Con mi pitufo personal, que no tenía un
nombre, (solo se llamaba “Pitufo”) sostenía sesiones interminables sobre la
humanidad y mi mala adaptación a la sociedad. Aunque sus orígenes Belgas los
conocía, yo decía ser de origen Escocés.
Comencé por argumentar la falta de aquella importante actividad
económica a su aldea, ¿cómo no comer carne? ¿qué clase de aldea pagana era
aquella donde no existía la ganadería? Pitufo idiota sólo movía la cabeza y a
veces decía, no lo sé, por eso estoy aquí drogándome contigo Renton.
Fue aquel día cuando veía el video porno de mi amigo Pitufo Fortachón, cuando el
placer de la droga me pareció superfluo, una pitufina necesitaba. Salí de Antro a buscarme a mi Pitufa Diane,
la encontré sin más tapujos que pagar un taxi a su casa. Se la sabía de
todas aquella pitufa erótica. Le pareció bien aquello de los
pitufos, se enamoró de mi aquella noche donde me mando a dormir al sillón
(aunque el libro dice qué me dormí en la cama, y no usé condón y describe una
escena que tiene que ver con mocos muy cabrones) para que sus padres no se dieran cuenta de
que la fornique, después desayune con
ellos.
Me creo la naranja mecánica de los pitufos,
robaba para conseguir hongos cuando del techo de mi casa podía raspar mis
viajes, cocaína, heroína, speed,
extasis, mejoralitos, epínefrina, cafíaspirinas, coca cola, jarabe para la tos,
ungüento para dolores de perro,
fenciclidina, lcd, rubinol,
antiestaminicos, similares y anexos, un día puse a pokemon en una cuchara y la
inyecté.
Me atraparon junto con Spock a el lo
refundieron en el reclu, a mi me dieron una oportunidad porque estaba en una
granja, su madre me la armo, pero pitufo desmadroso se la hizo de a pedo, fue
cuando necesite la 4ª. Dosis al día de pitufidroga. El estado me daba 3 dosis al día, pero no era
suficiente. Fui entonces con la madre superiora (porqué tenía un largo hábito,
que después de qué le cortaron la pierna por inyectarse en ella, pedía limosna
diciendo que era veterano de guerra) y me sirvió mi último manjar.

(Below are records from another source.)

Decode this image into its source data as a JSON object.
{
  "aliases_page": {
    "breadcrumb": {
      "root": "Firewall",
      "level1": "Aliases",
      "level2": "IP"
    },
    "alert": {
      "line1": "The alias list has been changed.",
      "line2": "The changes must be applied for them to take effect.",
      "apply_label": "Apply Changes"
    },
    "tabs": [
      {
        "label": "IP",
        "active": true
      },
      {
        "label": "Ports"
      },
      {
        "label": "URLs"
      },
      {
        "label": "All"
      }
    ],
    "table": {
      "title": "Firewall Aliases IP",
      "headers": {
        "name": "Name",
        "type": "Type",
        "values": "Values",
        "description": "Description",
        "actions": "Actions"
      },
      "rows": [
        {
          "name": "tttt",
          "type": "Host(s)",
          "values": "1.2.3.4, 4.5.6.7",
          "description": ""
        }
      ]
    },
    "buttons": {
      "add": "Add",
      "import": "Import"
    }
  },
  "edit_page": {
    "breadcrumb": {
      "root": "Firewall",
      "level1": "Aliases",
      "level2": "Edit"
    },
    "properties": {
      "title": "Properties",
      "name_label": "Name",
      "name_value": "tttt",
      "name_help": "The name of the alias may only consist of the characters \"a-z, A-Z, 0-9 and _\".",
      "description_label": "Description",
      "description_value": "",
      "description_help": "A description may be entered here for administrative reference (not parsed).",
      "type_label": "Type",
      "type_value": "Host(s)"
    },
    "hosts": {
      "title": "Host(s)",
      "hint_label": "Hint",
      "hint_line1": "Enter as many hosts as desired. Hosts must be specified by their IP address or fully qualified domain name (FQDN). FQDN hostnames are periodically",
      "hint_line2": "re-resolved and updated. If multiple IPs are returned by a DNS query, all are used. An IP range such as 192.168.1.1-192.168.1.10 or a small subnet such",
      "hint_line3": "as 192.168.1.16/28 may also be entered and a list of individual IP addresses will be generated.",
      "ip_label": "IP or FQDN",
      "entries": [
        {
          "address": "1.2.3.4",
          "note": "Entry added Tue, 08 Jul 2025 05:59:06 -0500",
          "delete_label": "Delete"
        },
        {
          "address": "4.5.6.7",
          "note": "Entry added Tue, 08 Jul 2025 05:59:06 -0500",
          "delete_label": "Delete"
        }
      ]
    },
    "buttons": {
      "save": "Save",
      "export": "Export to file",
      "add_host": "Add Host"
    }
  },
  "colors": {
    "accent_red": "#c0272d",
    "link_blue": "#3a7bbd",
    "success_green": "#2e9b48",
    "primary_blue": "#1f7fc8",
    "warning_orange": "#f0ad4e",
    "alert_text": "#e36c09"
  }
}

Papá pitufo y mamá pitufa (personaje de
nueva creación) me entambaron en mi
habiración, donde vi a todos mis pitufiamitos, bebé pitufo trepaba en las
paredes como la misma película del excorsista, maldito bebé dow, le gritaba,
dow, dow, dow… hasta que me cayo en la jeta.
Tras un tiempo, papá y mamá pitufo abrieron
la puerta, algo tenía que hacer, ¿se han hecho la prueba de VIH alguna vez?
Después de años de drogarme, enterrando agujas, sexo inseguro… no tenía nada.
Mi amigo pitufo Fortachón, que tenía a su novia linda y lo mando al diablo por
las películas pornos y el concierto de Iggy Pop, tenía la fatal enfermedad, lo
visite, (pero en el libro es a otro
amigo al que le da SIDA, así que como tengo más apatía por leer, que por mirar
televisión, seguiremos el protocolo de la gente apática) y …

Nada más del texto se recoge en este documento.